Dans la wilaya de Boumerdès, des centaines d’opérateurs attendent avec impatience la levée des entraves ayant retardé la concrétisation de leurs projets. Plus de 250 projets parmi les 607 prévus dans les 32 zones d’activités depuis plusieurs années, des décennies pour certains, tardent à voir le jour.

Après le dernier discours du président de la République, Abdelmadjid Tebboune, sur la relance industrielle, beaucoup d’investisseurs ont prédit la fin de leurs déboires avec l’administration. Les mots utilisés par le chef de l’Etat quant aux obstacles dressés devant les opérateurs économiques ont laissé entrevoir la fin d’une époque et le début d’une autre plus prometteuse. Mais le mal serait beaucoup plus profond.

Dans la wilaya de Boumerdès, des centaines d’opérateurs attendent avec impatience la levée des entraves ayant retardé la concrétisation de leurs projets. Rabah Mellal (68 ans) est un de ces hommes dont l’ambition de créer une entreprise a laissé place au désenchantement. Cet ancien cadre de l’Inped a acquis un terrain dans la zone d’activités et de dépôt de Thénia en 2001.

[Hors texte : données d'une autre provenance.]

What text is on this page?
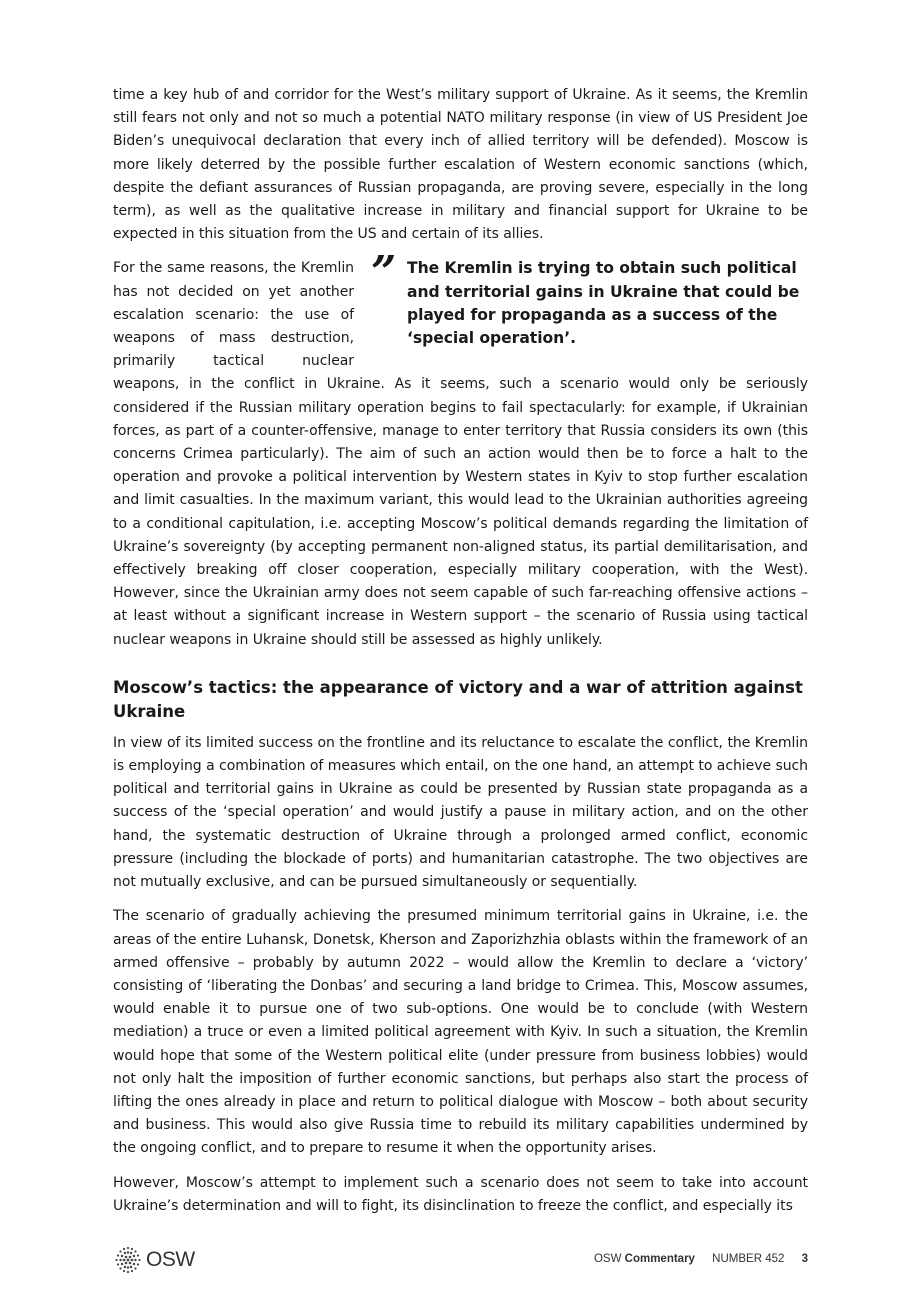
time a key hub of and corridor for the West’s military support of Ukraine. As it seems, the Kremlin still fears not only and not so much a potential NATO military response (in view of US President Joe Biden’s unequivocal declaration that every inch of allied territory will be defended). Moscow is more likely deterred by the possible further escalation of Western economic sanctions (which, despite the defiant assurances of Russian propaganda, are proving severe, especially in the long term), as well as the qualitative increase in military and financial support for Ukraine to be expected in this situation from the US and certain of its allies.

” The Kremlin is trying to obtain such political and territorial gains in Ukraine that could be played for propaganda as a success of the ‘special operation’.

For the same reasons, the Kremlin has not decided on yet another escalation scenario: the use of weapons of mass destruction, primarily tactical nuclear weapons, in the conflict in Ukraine. As it seems, such a scenario would only be seriously considered if the Russian military operation begins to fail spectacularly: for example, if Ukrainian forces, as part of a counter-offensive, manage to enter territory that Russia considers its own (this concerns Crimea particularly). The aim of such an action would then be to force a halt to the operation and provoke a political intervention by Western states in Kyiv to stop further escalation and limit casualties. In the maximum variant, this would lead to the Ukrainian authorities agreeing to a conditional capitulation, i.e. accepting Moscow’s political demands regarding the limitation of Ukraine’s sovereignty (by accepting permanent non-aligned status, its partial demilitarisation, and effectively breaking off closer cooperation, especially military cooperation, with the West). However, since the Ukrainian army does not seem capable of such far-reaching offensive actions – at least without a significant increase in Western support – the scenario of Russia using tactical nuclear weapons in Ukraine should still be assessed as highly unlikely.

Moscow’s tactics: the appearance of victory and a war of attrition against Ukraine

In view of its limited success on the frontline and its reluctance to escalate the conflict, the Kremlin is employing a combination of measures which entail, on the one hand, an attempt to achieve such political and territorial gains in Ukraine as could be presented by Russian state propaganda as a success of the ‘special operation’ and would justify a pause in military action, and on the other hand, the systematic destruction of Ukraine through a prolonged armed conflict, economic pressure (including the blockade of ports) and humanitarian catastrophe. The two objectives are not mutually exclusive, and can be pursued simultaneously or sequentially.

The scenario of gradually achieving the presumed minimum territorial gains in Ukraine, i.e. the areas of the entire Luhansk, Donetsk, Kherson and Zaporizhzhia oblasts within the framework of an armed offensive – probably by autumn 2022 – would allow the Kremlin to declare a ‘victory’ consisting of ‘liberating the Donbas’ and securing a land bridge to Crimea. This, Moscow assumes, would enable it to pursue one of two sub-options. One would be to conclude (with Western mediation) a truce or even a limited political agreement with Kyiv. In such a situation, the Kremlin would hope that some of the Western political elite (under pressure from business lobbies) would not only halt the imposition of further economic sanctions, but perhaps also start the process of lifting the ones already in place and return to political dialogue with Moscow – both about security and business. This would also give Russia time to rebuild its military capabilities undermined by the ongoing conflict, and to prepare to resume it when the opportunity arises.

However, Moscow’s attempt to implement such a scenario does not seem to take into account Ukraine’s determination and will to fight, its disinclination to freeze the conflict, and especially its

OSW	OSW Commentary NUMBER 452 3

Une zone non encore viabilisée où l’on trouve une seule unité industrielle en activité, des carcasses de projets à l’arrêt ainsi que de vastes terrains à l’abandon. Après mille et une tracasseries, M. Mellal achève la construction d’un grand hangar et un bloc administratif en 2017. «J’ai injecté près de 20 milliards de centimes là-bas.

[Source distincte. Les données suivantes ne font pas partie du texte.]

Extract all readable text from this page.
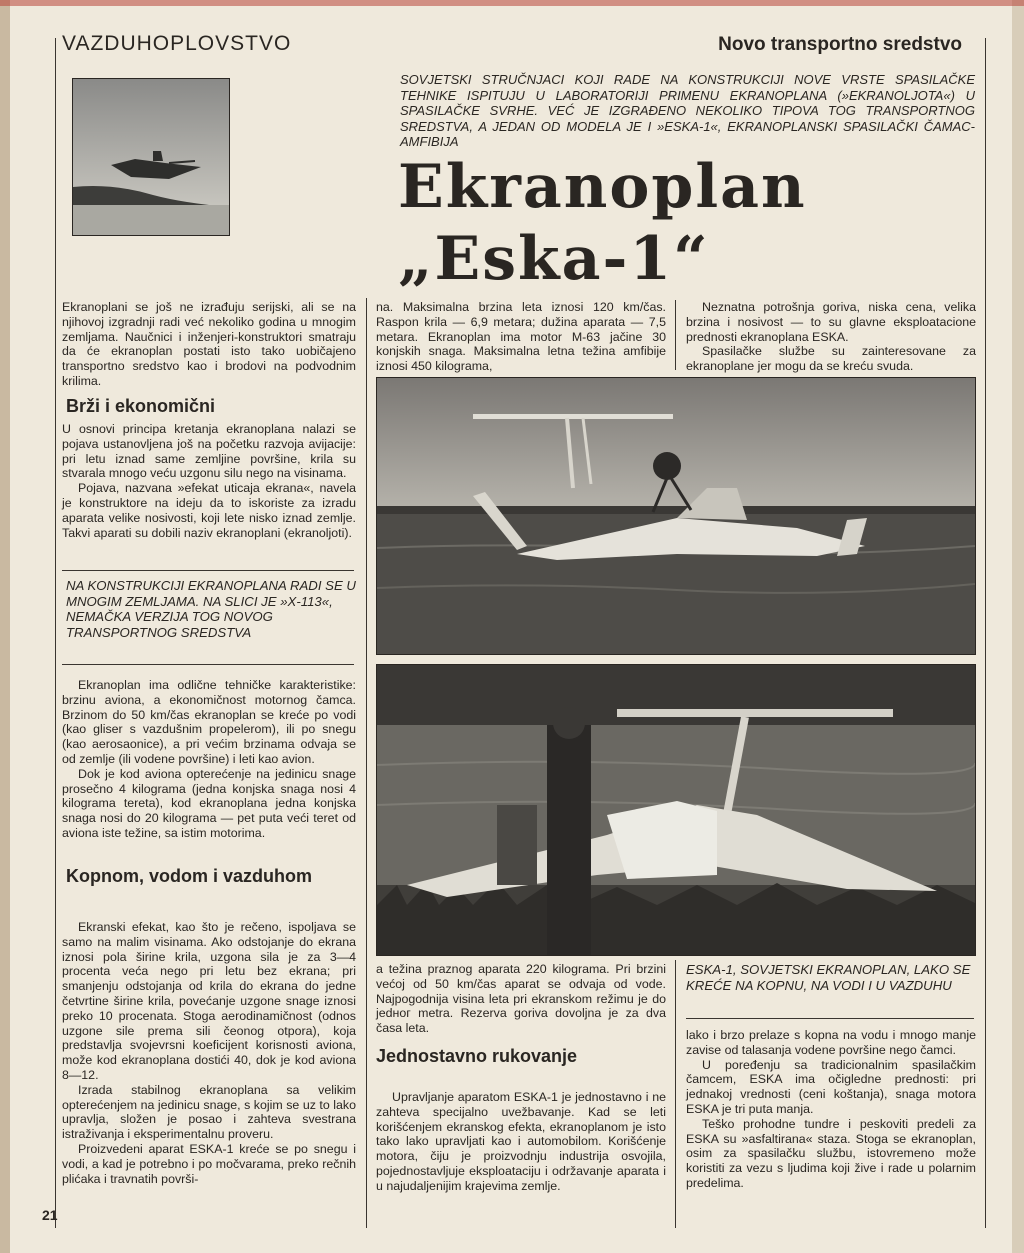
VAZDUHOPLOVSTVO	Novo transportno sredstvo
SOVJETSKI STRUČNJACI KOJI RADE NA KONSTRUKCIJI NOVE VRSTE SPASILAČKE TEHNIKE ISPITUJU U LABORATORIJI PRIMENU EKRANOPLANA (»EKRANOLJOTA«) U SPASILAČKE SVRHE. VEĆ JE IZGRAĐENO NEKOLIKO TIPOVA TOG TRANSPORTNOG SREDSTVA, A JEDAN OD MODELA JE I »ESKA-1«, EKRANOPLANSKI SPASILAČKI ČAMAC-AMFIBIJA
Ekranoplan
„Eska-1“
Ekranoplani se još ne izrađuju serijski, ali se na njihovoj izgradnji radi već nekoliko godina u mnogim zemljama. Naučnici i inženjeri-konstruktori smatraju da će ekranoplan postati isto tako uobičajeno transportno sredstvo kao i brodovi na podvodnim krilima.
Brži i ekonomični
U osnovi principa kretanja ekranoplana nalazi se pojava ustanovljena još na početku razvoja avijacije: pri letu iznad same zemljine površine, krila su stvarala mnogo veću uzgonu silu nego na visinama.
Pojava, nazvana »efekat uticaja ekrana«, navela je konstruktore na ideju da to iskoriste za izradu aparata velike nosivosti, koji lete nisko iznad zemlje. Takvi aparati su dobili naziv ekranoplani (ekranoljoti).
NA KONSTRUKCIJI EKRANOPLANA RADI SE U MNOGIM ZEMLJAMA. NA SLICI JE »X-113«, NEMAČKA VERZIJA TOG NOVOG TRANSPORTNOG SREDSTVA
Ekranoplan ima odlične tehničke karakteristike: brzinu aviona, a ekonomičnost motornog čamca. Brzinom do 50 km/čas ekranoplan se kreće po vodi (kao gliser s vazdušnim propelerom), ili po snegu (kao aerosaonice), a pri većim brzinama odvaja se od zemlje (ili vodene površine) i leti kao avion.
Dok je kod aviona opterećenje na jedinicu snage prosečno 4 kilograma (jedna konjska snaga nosi 4 kilograma tereta), kod ekranoplana jedna konjska snaga nosi do 20 kilograma — pet puta veći teret od aviona iste težine, sa istim motorima.
Kopnom, vodom i vazduhom
Ekranski efekat, kao što je rečeno, ispoljava se samo na malim visinama. Ako odstojanje do ekrana iznosi pola širine krila, uzgona sila je za 3—4 procenta veća nego pri letu bez ekrana; pri smanjenju odstojanja od krila do ekrana do jedne četvrtine širine krila, povećanje uzgone snage iznosi preko 10 procenata. Stoga aerodinamičnost (odnos uzgone sile prema sili čeonog otpora), koja predstavlja svojevrsni koeficijent korisnosti aviona, može kod ekranoplana dostići 40, dok je kod aviona 8—12.
Izrada stabilnog ekranoplana sa velikim opterećenjem na jedinicu snage, s kojim se uz to lako upravlja, složen je posao i zahteva svestrana istraživanja i eksperimentalnu proveru.
Proizvedeni aparat ESKA-1 kreće se po snegu i vodi, a kad je potrebno i po močvarama, preko rečnih plićaka i travnatih površi-
na. Maksimalna brzina leta iznosi 120 km/čas. Raspon krila — 6,9 metara; dužina aparata — 7,5 metara. Ekranoplan ima motor M-63 jačine 30 konjskih snaga. Maksimalna letna težina amfibije iznosi 450 kilograma,
Neznatna potrošnja goriva, niska cena, velika brzina i nosivost — to su glavne eksploatacione prednosti ekranoplana ESKA.
Spasilačke službe su zainteresovane za ekranoplane jer mogu da se kreću svuda.
a težina praznog aparata 220 kilograma. Pri brzini većoj od 50 km/čas aparat se odvaja od vode. Najpogodnija visina leta pri ekranskom režimu je do jedног metra. Rezerva goriva dovoljna je za dva časa leta.
Jednostavno rukovanje
Upravljanje aparatom ESKA-1 je jednostavno i ne zahteva specijalno uvežbavanje. Kad se leti korišćenjem ekranskog efekta, ekranoplanom je isto tako lako upravljati kao i automobilom. Korišćenje motora, čiju je proizvodnju industrija osvojila, pojednostavljuje eksploataciju i održavanje aparata i u najudaljenijim krajevima zemlje.
ESKA-1, SOVJETSKI EKRANOPLAN, LAKO SE KREĆE NA KOPNU, NA VODI I U VAZDUHU
lako i brzo prelaze s kopna na vodu i mnogo manje zavise od talasanja vodene površine nego čamci.
U poređenju sa tradicionalnim spasilačkim čamcem, ESKA ima očigledne prednosti: pri jednakoj vrednosti (ceni koštanja), snaga motora ESKA je tri puta manja.
Teško prohodne tundre i peskoviti predeli za ESKA su »asfaltirana« staza. Stoga se ekranoplan, osim za spasilačku službu, istovremeno može koristiti za vezu s ljudima koji žive i rade u polarnim predelima.
21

Tout a été fait sur mes propres fonds. J’avais sollicité plusieurs banques pour obtenir un crédit. Elles ont malheureusement toutes refusé», relate-t-il d’un air blasé. Malgré ses multiples requêtes, il n’a toujours pas obtenu l’acte de cession du terrain pour démarrer la production. «J’ai obtenu l’acte de conformité en 2018 et je me suis acquitté des redevances du terrain par anticipation.

Au départ, je devais réaliser une minoterie, mais cette activité a été gelée sur décision d’Ahmed Ouyahia. Maintenant, je compte fabriquer des produits de quincaillerie ou lancer une unité de confection de chaussures. Je pourrais créer jusqu’à 100 postes d’emplois directs, mais la direction des Domaines ne m’a pas délivré l’acte de cession alors que tous les autres services m’ont donné leur accord. Cela fait plus de trois ans que j’attends», se désole-t-il.

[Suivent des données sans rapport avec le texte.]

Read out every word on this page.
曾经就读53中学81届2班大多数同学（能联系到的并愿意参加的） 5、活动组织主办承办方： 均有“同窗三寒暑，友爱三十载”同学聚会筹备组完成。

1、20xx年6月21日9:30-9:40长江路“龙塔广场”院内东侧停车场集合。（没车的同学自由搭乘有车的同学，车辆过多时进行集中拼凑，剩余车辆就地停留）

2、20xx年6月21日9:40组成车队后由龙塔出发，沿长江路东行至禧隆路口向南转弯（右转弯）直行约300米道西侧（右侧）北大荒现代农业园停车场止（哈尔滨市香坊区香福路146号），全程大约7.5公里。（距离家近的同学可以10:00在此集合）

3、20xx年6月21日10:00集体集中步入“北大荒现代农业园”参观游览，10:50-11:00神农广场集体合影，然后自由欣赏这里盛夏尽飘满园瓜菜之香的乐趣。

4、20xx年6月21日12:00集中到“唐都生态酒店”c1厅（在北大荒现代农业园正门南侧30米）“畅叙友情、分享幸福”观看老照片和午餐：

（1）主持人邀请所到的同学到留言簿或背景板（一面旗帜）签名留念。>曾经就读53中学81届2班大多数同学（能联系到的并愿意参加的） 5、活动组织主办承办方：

Plus de 250 projets en stand-by

Après épuisement de toutes les voies de recours, en octobre dernier il intente une action en justice contre la direction des Domaines. Une direction qui, faute de siège, n’assure aucun service depuis deux mois ; ses anciens locaux étant menacés par un glissement de terrain. Aucune solution n’a été envisagée bien que la wilaya dispose de plusieurs édifices inoccupés ou sous-exploités.

Aujourd’hui, M. Mellal ne sait plus à quelle porte frapper. «J’attends ce que décidera la justice. C’est la seule chose qui me reste, car ces blocages m’ont rendu malade. Si je n’avais pas l’intention d’investir, je n’aurais pas dépensé près de 20 milliards sur place», lance-t-il avec dépit. Cet investisseur n’est pas le seul à subir les aléas d’une administration qui peine à se départir de ses vieux réflexes.

Plus de 250 projets parmi les 607 prévus dans les 32 zones d’activités depuis plusieurs années, des décennies pour certains, tardent à voir le jour. En sus de la bureaucratie, cette situation aux conséquences désastreuses au plan économique s’explique aussi par les passe-droits et le favoritisme ayant caractérisé l’attribution du foncier industriel.

Que ce soit à Naciria, Dellys, Hammadi, Bordj Menaïel ou Khemis El Khechna, de vastes terrains devant abriter des unités industrielles sont livrés à l’abandon, tandis que d’autres ont été vendus ou détournés de leur vocation par de pseudo investisseurs, qui y ont érigé des salles des fêtes et des constructions à usage d’habitation.

Charmate Fatma Zohra est responsable à la Sarl Esquirol, une entreprise de fabrication de détergents qui emploie plus de 400 personnes. Cette Sarl exporte vers beaucoup de pays une moyenne de trois conteneurs par mois.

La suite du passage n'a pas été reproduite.